Parzył na nią z niepokojem. Jednak Hermiona, zaszokowana jego wyznaniem, nic nie mówiła. Fred opuścił głowę.
- Rozumiem. Nie musisz odwzajemniać moich uczuć. W końcu po naszym pierwszym pocałunku, nie odzywałem się do ciebie. Aż do dzisiaj. Przepraszam. Najlepiej zapomnij o tym, co ci powiedziałem. To... Nie ważne. - odszedł w stronę drzwi.
Jednak dziewczyna w tym momencie zerwała się z krzesła, podbiegła do niego i pocałowała.
- Też cię kocham, Fred.
- Nie wierzę. Musiałaś tak z tym zwlekać?

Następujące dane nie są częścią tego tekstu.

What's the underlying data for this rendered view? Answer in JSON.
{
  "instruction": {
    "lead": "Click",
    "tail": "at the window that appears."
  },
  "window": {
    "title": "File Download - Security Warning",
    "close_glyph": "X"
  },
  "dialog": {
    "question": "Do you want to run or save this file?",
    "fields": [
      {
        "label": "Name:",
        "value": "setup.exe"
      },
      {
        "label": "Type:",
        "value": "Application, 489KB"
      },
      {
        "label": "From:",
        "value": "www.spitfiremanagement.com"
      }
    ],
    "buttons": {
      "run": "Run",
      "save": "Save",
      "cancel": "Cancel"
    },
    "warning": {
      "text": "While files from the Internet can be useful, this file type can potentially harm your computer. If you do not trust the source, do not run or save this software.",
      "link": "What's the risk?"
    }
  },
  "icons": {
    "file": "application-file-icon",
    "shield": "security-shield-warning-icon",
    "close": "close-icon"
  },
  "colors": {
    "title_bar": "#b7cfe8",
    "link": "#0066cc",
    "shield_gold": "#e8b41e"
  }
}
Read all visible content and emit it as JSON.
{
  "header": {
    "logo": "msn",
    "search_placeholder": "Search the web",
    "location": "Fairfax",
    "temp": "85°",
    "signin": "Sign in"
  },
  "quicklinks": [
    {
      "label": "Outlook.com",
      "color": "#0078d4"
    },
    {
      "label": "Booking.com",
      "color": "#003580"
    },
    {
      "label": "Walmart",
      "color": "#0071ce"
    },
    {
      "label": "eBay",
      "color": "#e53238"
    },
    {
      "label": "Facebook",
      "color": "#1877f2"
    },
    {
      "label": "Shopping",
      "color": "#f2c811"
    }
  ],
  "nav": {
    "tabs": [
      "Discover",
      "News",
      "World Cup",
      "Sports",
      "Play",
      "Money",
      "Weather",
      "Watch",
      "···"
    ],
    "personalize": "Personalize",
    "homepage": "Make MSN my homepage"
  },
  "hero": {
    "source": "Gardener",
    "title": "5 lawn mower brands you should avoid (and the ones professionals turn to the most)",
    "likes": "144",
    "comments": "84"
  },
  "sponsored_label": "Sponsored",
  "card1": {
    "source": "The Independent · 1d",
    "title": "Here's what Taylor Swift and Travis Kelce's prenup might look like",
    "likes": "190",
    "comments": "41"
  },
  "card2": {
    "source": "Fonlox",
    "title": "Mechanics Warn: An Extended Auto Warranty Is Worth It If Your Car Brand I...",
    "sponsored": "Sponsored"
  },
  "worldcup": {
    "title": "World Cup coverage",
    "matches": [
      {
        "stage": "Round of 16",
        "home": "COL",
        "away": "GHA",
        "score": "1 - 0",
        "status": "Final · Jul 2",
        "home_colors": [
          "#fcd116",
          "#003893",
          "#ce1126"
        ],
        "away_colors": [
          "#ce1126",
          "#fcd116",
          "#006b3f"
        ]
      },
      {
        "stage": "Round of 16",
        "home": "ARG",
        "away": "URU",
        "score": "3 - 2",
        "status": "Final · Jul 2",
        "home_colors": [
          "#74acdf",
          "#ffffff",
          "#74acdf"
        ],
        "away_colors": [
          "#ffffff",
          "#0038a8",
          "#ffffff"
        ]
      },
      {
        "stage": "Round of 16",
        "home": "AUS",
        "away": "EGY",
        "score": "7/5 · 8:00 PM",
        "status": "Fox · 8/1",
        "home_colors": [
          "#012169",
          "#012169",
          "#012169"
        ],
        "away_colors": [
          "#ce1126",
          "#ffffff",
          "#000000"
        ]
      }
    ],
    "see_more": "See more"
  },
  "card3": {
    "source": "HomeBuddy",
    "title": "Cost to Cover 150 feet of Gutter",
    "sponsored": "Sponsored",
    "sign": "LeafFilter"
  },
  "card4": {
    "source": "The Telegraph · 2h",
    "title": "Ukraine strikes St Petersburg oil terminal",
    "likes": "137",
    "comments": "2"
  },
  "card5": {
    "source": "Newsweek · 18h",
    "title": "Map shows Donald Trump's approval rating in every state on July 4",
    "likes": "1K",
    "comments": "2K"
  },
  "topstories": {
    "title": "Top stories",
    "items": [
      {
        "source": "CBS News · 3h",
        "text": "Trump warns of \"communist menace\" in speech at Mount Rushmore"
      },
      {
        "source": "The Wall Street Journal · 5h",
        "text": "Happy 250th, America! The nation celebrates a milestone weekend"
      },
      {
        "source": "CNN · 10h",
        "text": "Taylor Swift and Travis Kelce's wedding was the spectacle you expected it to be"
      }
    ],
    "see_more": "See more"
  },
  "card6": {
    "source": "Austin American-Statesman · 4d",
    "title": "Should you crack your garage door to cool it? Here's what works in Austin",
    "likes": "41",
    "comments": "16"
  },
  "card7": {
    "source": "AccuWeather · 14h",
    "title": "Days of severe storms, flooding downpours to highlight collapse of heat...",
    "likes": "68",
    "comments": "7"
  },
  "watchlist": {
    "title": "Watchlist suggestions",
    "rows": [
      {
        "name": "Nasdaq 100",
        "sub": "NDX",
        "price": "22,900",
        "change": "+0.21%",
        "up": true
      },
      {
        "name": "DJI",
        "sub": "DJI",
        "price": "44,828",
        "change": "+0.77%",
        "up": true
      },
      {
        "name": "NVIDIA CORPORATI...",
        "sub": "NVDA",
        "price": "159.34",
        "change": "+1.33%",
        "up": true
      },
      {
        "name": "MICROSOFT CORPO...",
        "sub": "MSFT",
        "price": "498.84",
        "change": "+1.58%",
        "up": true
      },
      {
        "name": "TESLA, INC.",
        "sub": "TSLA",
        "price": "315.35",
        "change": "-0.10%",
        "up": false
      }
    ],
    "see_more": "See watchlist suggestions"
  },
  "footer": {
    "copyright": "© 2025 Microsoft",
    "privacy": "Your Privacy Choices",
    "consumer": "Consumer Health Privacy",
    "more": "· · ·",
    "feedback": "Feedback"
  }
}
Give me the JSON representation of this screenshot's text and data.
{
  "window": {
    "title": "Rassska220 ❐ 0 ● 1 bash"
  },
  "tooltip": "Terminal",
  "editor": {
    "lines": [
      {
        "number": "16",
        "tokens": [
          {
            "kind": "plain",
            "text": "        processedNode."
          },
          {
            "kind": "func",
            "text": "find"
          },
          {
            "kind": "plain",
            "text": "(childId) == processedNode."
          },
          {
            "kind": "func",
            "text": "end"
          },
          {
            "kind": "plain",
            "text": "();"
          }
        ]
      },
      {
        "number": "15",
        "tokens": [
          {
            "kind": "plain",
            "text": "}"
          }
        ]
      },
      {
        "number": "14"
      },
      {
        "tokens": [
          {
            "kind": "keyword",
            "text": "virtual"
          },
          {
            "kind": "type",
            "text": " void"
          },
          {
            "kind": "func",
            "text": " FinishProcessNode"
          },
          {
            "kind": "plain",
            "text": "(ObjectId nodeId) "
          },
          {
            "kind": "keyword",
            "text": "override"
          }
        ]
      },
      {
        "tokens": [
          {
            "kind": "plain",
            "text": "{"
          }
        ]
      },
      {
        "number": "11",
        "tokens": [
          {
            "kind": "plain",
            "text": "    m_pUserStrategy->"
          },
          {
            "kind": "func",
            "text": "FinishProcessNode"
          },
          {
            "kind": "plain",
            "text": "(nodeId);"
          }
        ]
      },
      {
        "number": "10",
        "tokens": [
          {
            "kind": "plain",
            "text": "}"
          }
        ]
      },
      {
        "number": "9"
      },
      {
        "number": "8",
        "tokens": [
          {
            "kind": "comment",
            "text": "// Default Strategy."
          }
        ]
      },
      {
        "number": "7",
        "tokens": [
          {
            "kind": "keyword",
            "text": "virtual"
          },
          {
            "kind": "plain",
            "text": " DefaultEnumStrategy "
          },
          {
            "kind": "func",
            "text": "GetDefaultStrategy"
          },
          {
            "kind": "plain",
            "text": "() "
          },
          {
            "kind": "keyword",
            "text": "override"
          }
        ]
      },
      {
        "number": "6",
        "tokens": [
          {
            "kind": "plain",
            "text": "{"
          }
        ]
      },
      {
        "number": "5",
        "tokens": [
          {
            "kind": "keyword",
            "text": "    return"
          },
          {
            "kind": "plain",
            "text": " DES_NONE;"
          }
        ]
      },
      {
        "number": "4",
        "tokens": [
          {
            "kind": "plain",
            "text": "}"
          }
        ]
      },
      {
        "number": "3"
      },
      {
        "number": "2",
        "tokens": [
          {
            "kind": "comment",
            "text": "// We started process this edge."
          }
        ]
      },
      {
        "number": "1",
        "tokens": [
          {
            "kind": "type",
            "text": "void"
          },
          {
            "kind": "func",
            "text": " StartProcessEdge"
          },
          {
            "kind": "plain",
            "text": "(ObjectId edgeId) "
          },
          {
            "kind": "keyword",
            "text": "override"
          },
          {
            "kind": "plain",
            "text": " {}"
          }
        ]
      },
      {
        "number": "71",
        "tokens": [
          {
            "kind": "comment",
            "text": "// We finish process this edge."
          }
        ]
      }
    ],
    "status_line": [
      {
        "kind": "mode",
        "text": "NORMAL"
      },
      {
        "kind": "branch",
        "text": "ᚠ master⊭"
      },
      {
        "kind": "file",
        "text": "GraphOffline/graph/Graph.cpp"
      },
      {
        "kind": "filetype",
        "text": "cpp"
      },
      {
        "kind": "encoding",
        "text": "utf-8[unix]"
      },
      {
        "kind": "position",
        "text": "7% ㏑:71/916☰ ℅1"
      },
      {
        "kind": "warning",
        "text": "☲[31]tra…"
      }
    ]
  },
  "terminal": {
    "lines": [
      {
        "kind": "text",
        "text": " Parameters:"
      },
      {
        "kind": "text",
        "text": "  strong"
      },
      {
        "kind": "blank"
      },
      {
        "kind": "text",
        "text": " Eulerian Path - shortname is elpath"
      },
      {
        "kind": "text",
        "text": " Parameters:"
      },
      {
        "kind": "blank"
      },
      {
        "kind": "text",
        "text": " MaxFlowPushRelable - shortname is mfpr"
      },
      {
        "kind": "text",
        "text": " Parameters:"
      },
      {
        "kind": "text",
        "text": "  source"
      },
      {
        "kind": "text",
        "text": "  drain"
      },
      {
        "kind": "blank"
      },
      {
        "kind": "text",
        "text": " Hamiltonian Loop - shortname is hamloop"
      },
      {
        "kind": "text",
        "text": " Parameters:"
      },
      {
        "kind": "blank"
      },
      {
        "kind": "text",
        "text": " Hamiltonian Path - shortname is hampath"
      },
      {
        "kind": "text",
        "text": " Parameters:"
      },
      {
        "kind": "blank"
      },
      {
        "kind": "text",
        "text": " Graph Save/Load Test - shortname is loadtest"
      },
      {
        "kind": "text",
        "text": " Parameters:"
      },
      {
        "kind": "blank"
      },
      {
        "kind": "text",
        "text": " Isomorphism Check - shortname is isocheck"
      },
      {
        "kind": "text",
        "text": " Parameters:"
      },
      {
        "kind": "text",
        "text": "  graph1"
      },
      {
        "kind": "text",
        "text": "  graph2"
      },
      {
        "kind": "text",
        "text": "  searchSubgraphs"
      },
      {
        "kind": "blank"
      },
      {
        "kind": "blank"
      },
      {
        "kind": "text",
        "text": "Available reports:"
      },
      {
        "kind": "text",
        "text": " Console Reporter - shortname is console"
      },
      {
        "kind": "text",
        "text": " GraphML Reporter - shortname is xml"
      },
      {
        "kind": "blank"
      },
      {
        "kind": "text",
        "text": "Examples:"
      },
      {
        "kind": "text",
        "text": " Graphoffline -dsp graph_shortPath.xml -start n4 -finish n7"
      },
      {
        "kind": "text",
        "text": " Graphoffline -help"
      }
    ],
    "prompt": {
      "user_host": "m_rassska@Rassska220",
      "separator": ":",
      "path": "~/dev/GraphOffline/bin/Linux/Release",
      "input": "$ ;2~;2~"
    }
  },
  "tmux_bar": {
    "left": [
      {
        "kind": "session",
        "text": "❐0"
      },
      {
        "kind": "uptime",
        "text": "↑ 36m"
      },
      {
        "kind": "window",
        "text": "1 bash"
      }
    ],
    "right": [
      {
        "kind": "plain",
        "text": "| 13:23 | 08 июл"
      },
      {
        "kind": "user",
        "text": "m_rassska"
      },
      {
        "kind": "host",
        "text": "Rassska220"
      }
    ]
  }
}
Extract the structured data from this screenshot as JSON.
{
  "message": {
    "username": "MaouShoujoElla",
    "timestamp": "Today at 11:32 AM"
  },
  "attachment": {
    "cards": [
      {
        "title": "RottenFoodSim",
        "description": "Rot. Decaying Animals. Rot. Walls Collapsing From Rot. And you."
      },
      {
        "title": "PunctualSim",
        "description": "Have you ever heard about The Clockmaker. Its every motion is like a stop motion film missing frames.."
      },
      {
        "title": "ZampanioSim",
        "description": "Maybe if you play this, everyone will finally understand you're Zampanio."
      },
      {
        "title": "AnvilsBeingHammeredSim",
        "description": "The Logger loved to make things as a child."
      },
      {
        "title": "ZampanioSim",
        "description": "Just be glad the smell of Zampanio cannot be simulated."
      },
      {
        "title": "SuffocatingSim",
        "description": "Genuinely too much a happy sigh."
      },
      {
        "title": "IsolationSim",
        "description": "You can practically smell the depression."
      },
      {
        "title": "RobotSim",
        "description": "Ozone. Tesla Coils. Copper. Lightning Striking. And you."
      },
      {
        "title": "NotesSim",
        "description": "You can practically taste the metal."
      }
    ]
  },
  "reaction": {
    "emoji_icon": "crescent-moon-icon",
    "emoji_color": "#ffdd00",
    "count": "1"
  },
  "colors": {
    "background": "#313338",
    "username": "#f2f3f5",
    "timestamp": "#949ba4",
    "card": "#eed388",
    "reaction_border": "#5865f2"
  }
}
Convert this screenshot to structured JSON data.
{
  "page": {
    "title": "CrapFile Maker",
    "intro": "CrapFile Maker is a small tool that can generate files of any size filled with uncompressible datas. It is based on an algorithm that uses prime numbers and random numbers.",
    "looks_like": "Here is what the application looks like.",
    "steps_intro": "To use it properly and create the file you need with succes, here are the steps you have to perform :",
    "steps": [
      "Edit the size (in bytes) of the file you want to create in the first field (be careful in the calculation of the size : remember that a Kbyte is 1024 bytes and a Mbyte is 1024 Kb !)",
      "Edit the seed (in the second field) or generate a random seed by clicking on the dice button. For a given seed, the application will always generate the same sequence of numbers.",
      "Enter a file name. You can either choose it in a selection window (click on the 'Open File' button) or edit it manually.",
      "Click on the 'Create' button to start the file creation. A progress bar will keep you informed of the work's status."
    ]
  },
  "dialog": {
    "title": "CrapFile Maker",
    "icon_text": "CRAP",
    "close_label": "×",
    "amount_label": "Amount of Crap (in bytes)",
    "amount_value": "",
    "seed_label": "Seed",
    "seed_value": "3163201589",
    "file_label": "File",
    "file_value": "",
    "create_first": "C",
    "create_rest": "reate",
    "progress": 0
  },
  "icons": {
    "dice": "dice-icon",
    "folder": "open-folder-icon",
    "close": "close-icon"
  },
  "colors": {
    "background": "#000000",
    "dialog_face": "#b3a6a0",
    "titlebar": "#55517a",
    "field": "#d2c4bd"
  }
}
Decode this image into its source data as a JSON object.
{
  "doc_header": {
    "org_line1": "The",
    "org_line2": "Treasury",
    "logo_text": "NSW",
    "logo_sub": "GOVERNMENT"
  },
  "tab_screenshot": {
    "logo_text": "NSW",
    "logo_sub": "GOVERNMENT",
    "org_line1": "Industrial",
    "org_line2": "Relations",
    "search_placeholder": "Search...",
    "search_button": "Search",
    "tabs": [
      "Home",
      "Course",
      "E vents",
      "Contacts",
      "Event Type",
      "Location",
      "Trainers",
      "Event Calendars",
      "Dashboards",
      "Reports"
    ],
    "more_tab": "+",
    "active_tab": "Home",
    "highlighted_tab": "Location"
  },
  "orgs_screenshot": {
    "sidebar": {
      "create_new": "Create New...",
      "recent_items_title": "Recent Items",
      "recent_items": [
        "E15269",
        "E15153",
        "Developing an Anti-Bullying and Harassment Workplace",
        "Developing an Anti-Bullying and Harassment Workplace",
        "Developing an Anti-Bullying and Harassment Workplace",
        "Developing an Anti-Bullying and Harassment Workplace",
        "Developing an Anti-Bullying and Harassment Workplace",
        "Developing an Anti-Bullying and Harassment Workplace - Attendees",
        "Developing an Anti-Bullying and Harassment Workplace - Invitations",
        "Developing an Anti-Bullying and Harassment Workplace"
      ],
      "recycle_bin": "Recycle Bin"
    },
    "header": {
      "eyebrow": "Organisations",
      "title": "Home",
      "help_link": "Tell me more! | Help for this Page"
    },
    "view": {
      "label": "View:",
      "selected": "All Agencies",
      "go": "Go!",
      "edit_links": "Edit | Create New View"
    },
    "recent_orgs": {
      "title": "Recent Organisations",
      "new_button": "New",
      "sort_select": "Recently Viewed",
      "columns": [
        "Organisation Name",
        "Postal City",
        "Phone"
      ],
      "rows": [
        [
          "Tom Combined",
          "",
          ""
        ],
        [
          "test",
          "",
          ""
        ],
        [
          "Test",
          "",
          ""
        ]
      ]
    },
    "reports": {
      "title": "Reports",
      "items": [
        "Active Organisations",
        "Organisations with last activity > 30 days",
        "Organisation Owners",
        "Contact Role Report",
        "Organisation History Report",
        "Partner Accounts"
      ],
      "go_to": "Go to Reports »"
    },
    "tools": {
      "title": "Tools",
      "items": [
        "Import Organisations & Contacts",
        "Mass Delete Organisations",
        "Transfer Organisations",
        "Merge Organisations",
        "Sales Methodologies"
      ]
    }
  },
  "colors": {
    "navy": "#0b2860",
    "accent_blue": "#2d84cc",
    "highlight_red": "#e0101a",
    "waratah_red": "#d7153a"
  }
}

- Oj daj spokój. - zaśmiała się.


- Mam nadzieję, że rok, między jednym pocałunkiem a drugim, starczy jako chodzenie i możemy od razu przejść do narzeczeństwa, prawda? - uśmiechnął się zawadiacko.

~*~
Zakończyła w tym momencie dalej możecie sobie wyobrazić jak potoczyły się losy Freda i Hermiony. :) Pozostawiam to zadanie Wam. :*
Na zamówienie kogoś Anonimowego. :*
Mamy krótkie Fremione napisane pod wpływem chwili. Mam pomysł na jeszcze jedno, a dodatkowo, podczas oglądania HP i KP wpadł mi do głowy pomysł na Harmione, także tych dwóch par możecie się spodziewać w najbliższym czasie.